Votre sentiment sur la nouvelle victoire de Tsipras en Grèce ?
Je m’en réjouis. La droite grecque pensait que son heure était venue et elle a perdu une fois de plus. La victoire de Tsipras montre que ce que l’Eurogroupe a imposé à la Grèce ne se termine pas en plus par une débâcle électorale. Voilà pour les aspects positifs. Après, très franchement, je suis sans illusion. Le mémorandum imposé à la Grèce conduit ce pays à la ruine. Je préfère que ce soit Alexis Tsipras qui dirige la suite des événements, mais le mémorandum d’austérité s’applique. Je regrette que la fraction de gauche de Syriza n’ait pas d’élu : parfois on paie cher la fidélité à ses convictions.
Concernant les migrants, vous dites que le vrai réalisme consiste à empêcher les gens de partir. De quelle manière ?

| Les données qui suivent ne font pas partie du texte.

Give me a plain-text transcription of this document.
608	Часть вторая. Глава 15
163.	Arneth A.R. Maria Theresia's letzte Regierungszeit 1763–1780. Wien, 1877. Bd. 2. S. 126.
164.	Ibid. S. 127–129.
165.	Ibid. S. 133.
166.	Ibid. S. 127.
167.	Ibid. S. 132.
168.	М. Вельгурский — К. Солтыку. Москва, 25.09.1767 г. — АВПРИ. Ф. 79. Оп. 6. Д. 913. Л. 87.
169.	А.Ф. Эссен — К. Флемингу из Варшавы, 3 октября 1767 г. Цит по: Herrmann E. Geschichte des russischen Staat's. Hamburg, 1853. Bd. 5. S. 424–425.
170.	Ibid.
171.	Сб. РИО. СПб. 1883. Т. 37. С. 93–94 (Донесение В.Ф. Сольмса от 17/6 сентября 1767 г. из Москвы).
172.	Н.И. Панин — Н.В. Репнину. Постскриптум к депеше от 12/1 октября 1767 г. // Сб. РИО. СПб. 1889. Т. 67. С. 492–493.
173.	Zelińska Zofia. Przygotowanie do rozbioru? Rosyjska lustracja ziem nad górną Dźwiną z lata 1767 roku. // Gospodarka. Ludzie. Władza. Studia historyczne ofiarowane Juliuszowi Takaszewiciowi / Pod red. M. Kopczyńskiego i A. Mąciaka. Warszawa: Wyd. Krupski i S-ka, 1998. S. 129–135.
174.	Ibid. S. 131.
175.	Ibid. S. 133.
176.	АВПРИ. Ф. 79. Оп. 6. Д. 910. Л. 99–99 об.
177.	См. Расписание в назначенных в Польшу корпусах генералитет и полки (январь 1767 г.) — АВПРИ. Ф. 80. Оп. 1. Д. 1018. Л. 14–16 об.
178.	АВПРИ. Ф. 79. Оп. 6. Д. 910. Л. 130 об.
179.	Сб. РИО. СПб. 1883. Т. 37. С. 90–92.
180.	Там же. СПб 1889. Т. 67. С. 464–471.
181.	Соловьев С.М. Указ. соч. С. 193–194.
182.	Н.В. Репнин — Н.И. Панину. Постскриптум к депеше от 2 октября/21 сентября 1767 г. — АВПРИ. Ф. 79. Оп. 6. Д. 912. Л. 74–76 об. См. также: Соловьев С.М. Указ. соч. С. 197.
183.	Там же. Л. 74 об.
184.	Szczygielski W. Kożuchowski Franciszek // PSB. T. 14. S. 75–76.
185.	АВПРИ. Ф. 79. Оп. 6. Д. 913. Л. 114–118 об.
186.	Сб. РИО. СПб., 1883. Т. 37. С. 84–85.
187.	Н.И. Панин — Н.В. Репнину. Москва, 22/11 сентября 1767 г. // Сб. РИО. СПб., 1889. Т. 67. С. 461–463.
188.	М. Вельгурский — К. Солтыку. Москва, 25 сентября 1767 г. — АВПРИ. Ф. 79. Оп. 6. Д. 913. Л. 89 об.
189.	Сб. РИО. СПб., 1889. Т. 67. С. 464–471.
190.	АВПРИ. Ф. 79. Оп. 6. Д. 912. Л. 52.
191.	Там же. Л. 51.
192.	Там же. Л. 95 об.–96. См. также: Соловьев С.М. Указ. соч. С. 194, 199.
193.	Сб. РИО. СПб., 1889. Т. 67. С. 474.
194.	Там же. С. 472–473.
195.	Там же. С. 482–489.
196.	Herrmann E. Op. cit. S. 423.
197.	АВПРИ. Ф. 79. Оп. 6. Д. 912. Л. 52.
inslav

D’abord en négociant avec ceux qui sont directement impliqués dans les guerres et qui sont soigneusement cachés. C’est-à-dire tous les pays du Moyen-Orient : l’Arabie Saoudite, le Qatar, l’Iran, la Turquie, qui tous ont les doigts dans ces guerres, arment, financent, permettent à Daesh d’avoir 500 millions de dollars d’avoirs dans les banques et de vendre du pétrole en contrebande jusqu’en Europe. Arrêter les guerres n’est pas un objectif impossible, elles n’ont lieu que parce qu’il y a des armes et de l’argent qui ne tombent pas du ciel. Il faut par ailleurs arrêter les accords de libre-échange de l’Europe avec l’Afrique, qui se font dans des conditions de déloyauté : l’ouverture absolue des frontières ruine les économies locales et met en mouvement des masses de gens. Commençons par faire cela, parce que bientôt vont arriver par dizaines de millions les migrants climatiques qui viendront s’ajouter à ceux que l’on connaît déjà. Il est temps de commencer à régler les problèmes et d’arrêter de faire croire aux gens que si on a un peu de générosité, tout sera résolu. Ce n’est pas vrai.

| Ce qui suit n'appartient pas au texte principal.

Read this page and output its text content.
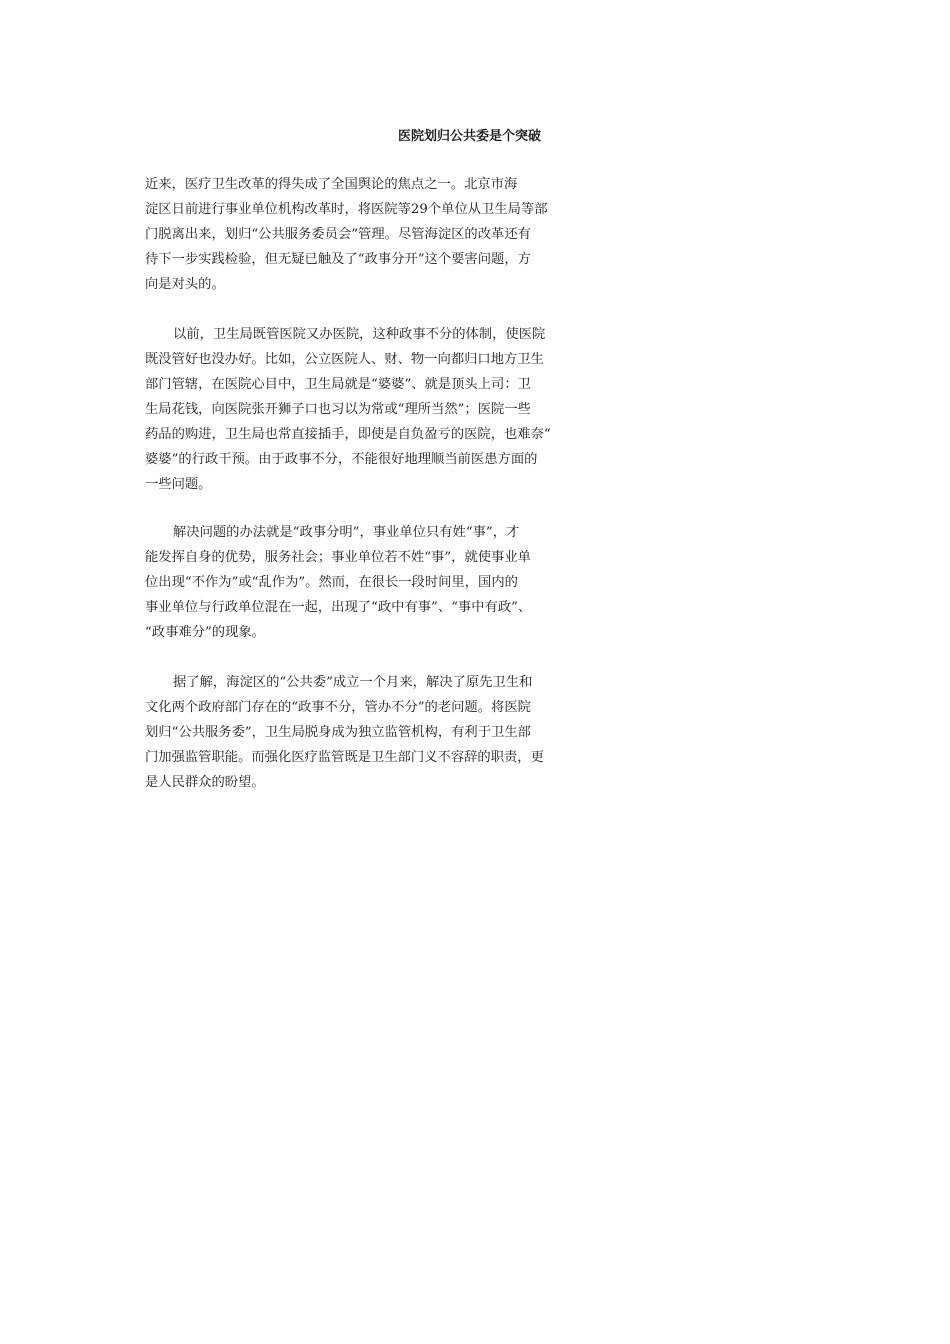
医院划归公共委是个突破
近来，医疗卫生改革的得失成了全国舆论的焦点之一。北京市海
淀区日前进行事业单位机构改革时，将医院等29个单位从卫生局等部
门脱离出来，划归“公共服务委员会”管理。尽管海淀区的改革还有
待下一步实践检验，但无疑已触及了“政事分开”这个要害问题，方
向是对头的。
以前，卫生局既管医院又办医院，这种政事不分的体制，使医院
既没管好也没办好。比如，公立医院人、财、物一向都归口地方卫生
部门管辖，在医院心目中，卫生局就是“婆婆”、就是顶头上司：卫
生局花钱，向医院张开狮子口也习以为常或“理所当然”；医院一些
药品的购进，卫生局也常直接插手，即使是自负盈亏的医院，也难奈“
婆婆”的行政干预。由于政事不分，不能很好地理顺当前医患方面的
一些问题。
解决问题的办法就是“政事分明”，事业单位只有姓“事”，才
能发挥自身的优势，服务社会；事业单位若不姓“事”，就使事业单
位出现“不作为”或“乱作为”。然而，在很长一段时间里，国内的
事业单位与行政单位混在一起，出现了“政中有事”、“事中有政”、
“政事难分”的现象。
据了解，海淀区的“公共委”成立一个月来，解决了原先卫生和
文化两个政府部门存在的“政事不分，管办不分”的老问题。将医院
划归“公共服务委”，卫生局脱身成为独立监管机构，有利于卫生部
门加强监管职能。而强化医疗监管既是卫生部门义不容辞的职责，更
是人民群众的盼望。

Les déclarations d’Emmanuel Macron sur le temps de travail et les fonctionnaires ?
Elles prouvent bien que le cœur de la politique gouvernementale est à droite. Monsieur Macron ne dit pas cela de sa seule initiative. Il prépare à des évolutions que je condamne formellement. Après avoir obligé les gens à travailler le dimanche et la nuit, combien d’autres acquis sociaux fondamentaux vont être remis en cause ? Le statut des fonctionnaires n’est pas un privilège, c’est un acquis et c’est aussi un outil pour l’État, pour sa stabilité, sa rationalité, sa capacité à intervenir. Si maintenant on veut aussi précariser la colonne vertébrale de la France qu’est son État, on court à un désastre de très grande ampleur, parce que la France est construite autour de cet État.
Jean-Christophe Cambadélis veut sonder l’électorat de gauche sur des listes communes aux régionales. Votre avis sur cette démarche ?

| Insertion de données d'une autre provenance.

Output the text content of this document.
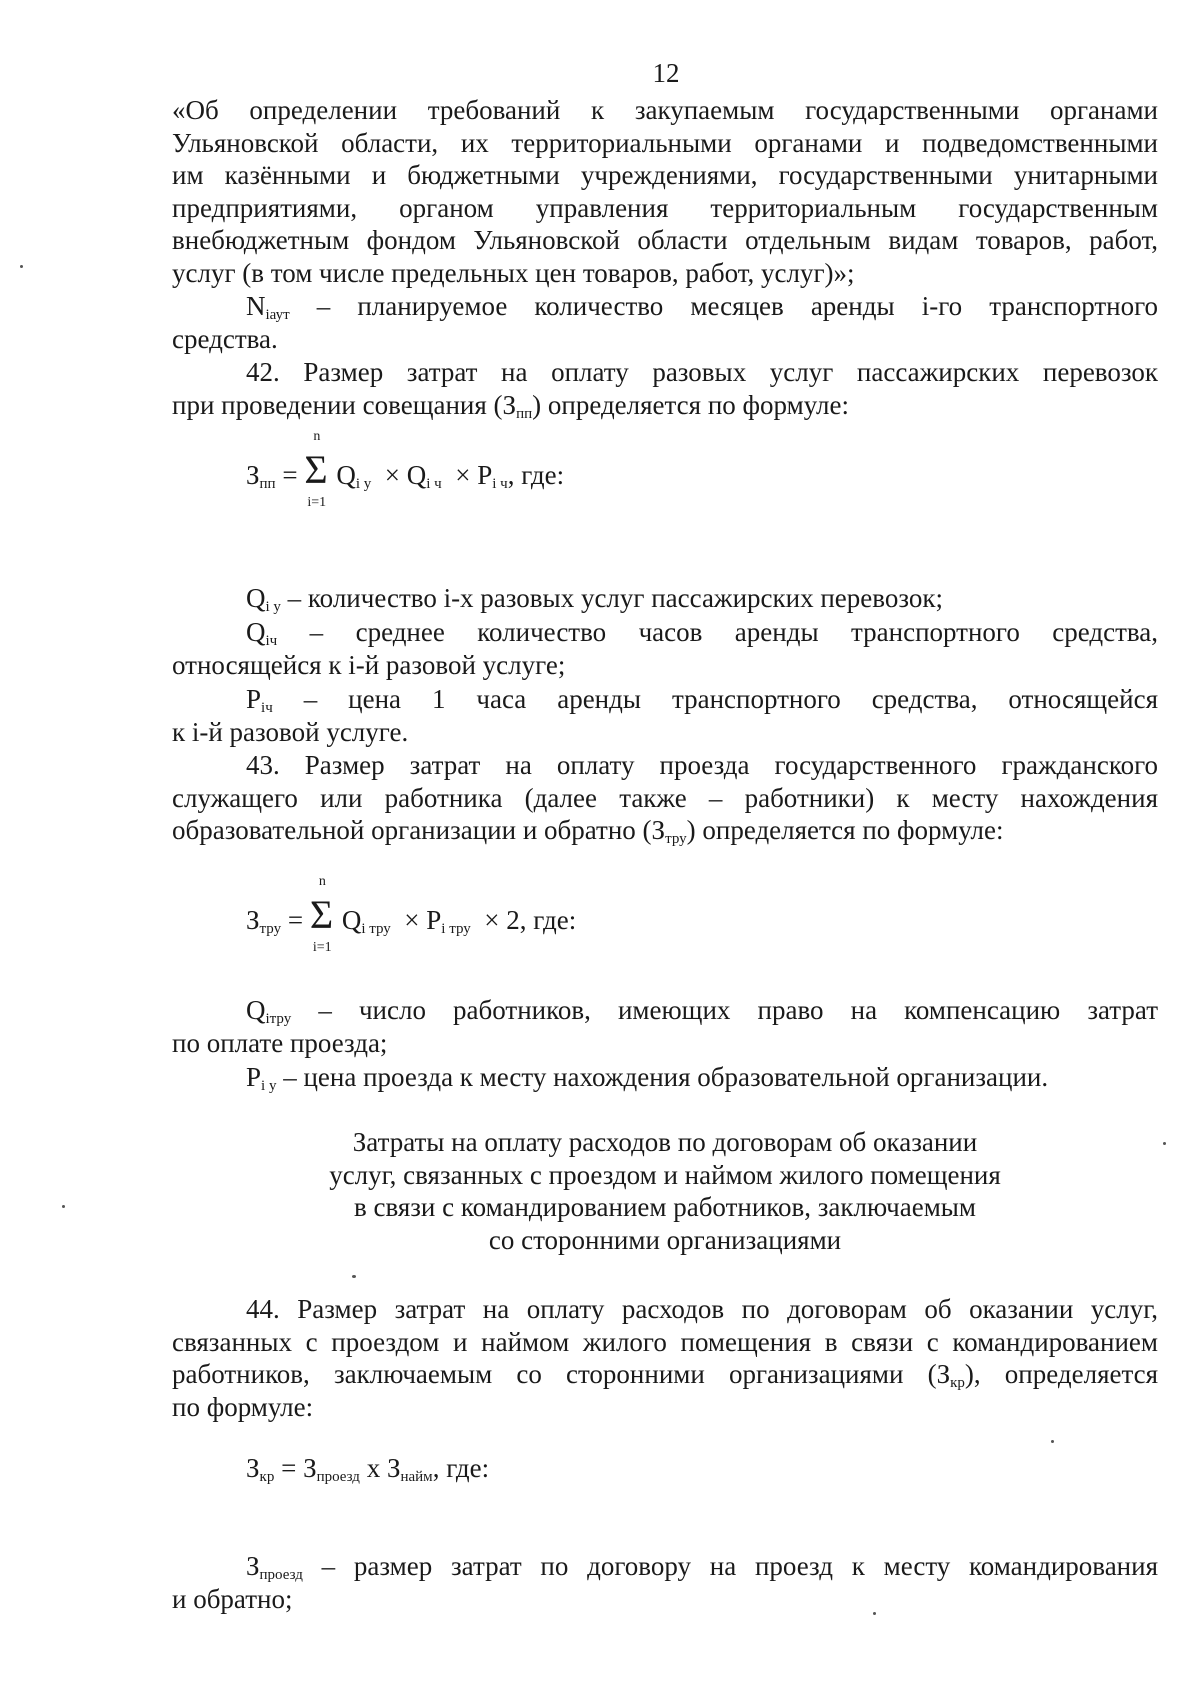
12
«Об определении требований к закупаемым государственными органами
Ульяновской области, их территориальными органами и подведомственными
им казёнными и бюджетными учреждениями, государственными унитарными
предприятиями, органом управления территориальным государственным
внебюджетным фондом Ульяновской области отдельным видам товаров, работ,
услуг (в том числе предельных цен товаров, работ, услуг)»;
$N_{iаут}$ – планируемое количество месяцев аренды i-го транспортного
средства.
42. Размер затрат на оплату разовых услуг пассажирских перевозок
при проведении совещания $(З_{пп})$ определяется по формуле:
$З_{пп} = \Sigma$
n
i=1
$Q_{i у} \times Q_{i ч} \times P_{i ч}$, где:
$Q_{i у}$ – количество i-х разовых услуг пассажирских перевозок;
$Q_{iч}$ – среднее количество часов аренды транспортного средства,
относящейся к i-й разовой услуге;
$P_{iч}$ – цена 1 часа аренды транспортного средства, относящейся
к i-й разовой услуге.
43. Размер затрат на оплату проезда государственного гражданского
служащего или работника (далее также – работники) к месту нахождения
образовательной организации и обратно $(З_{тру})$ определяется по формуле:
$З_{тру} = \Sigma$
n
i=1
$Q_{i тру} \times P_{i тру} \times 2$, где:
$Q_{iтру}$ – число работников, имеющих право на компенсацию затрат
по оплате проезда;
$P_{i у}$ – цена проезда к месту нахождения образовательной организации.
Затраты на оплату расходов по договорам об оказании
услуг, связанных с проездом и наймом жилого помещения
в связи с командированием работников, заключаемым
со сторонними организациями
44. Размер затрат на оплату расходов по договорам об оказании услуг,
связанных с проездом и наймом жилого помещения в связи с командированием
работников, заключаемым со сторонними организациями $(З_{кр})$, определяется
по формуле:
$З_{кр} = З_{проезд}$ x $З_{найм}$, где:
$З_{проезд}$ – размер затрат по договору на проезд к месту командирования
и обратно;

Il devrait se poser la question de savoir pourquoi il y a désunion. Ce n’est pas le fait des électeurs de gauche, ni de notre fait. Ce sont Manuel Valls et François Hollande qui ont divisé toute la gauche, ce sont eux qui ont ruiné leur majorité parlementaire. Et maintenant, ils viennent nous demander si nous voulons l’union, mais pour quoi faire ? Pour approuver leur politique que tout le monde désapprouve ? C’est une question qui n’a aucun sens, une opération de communication sans contenu politique.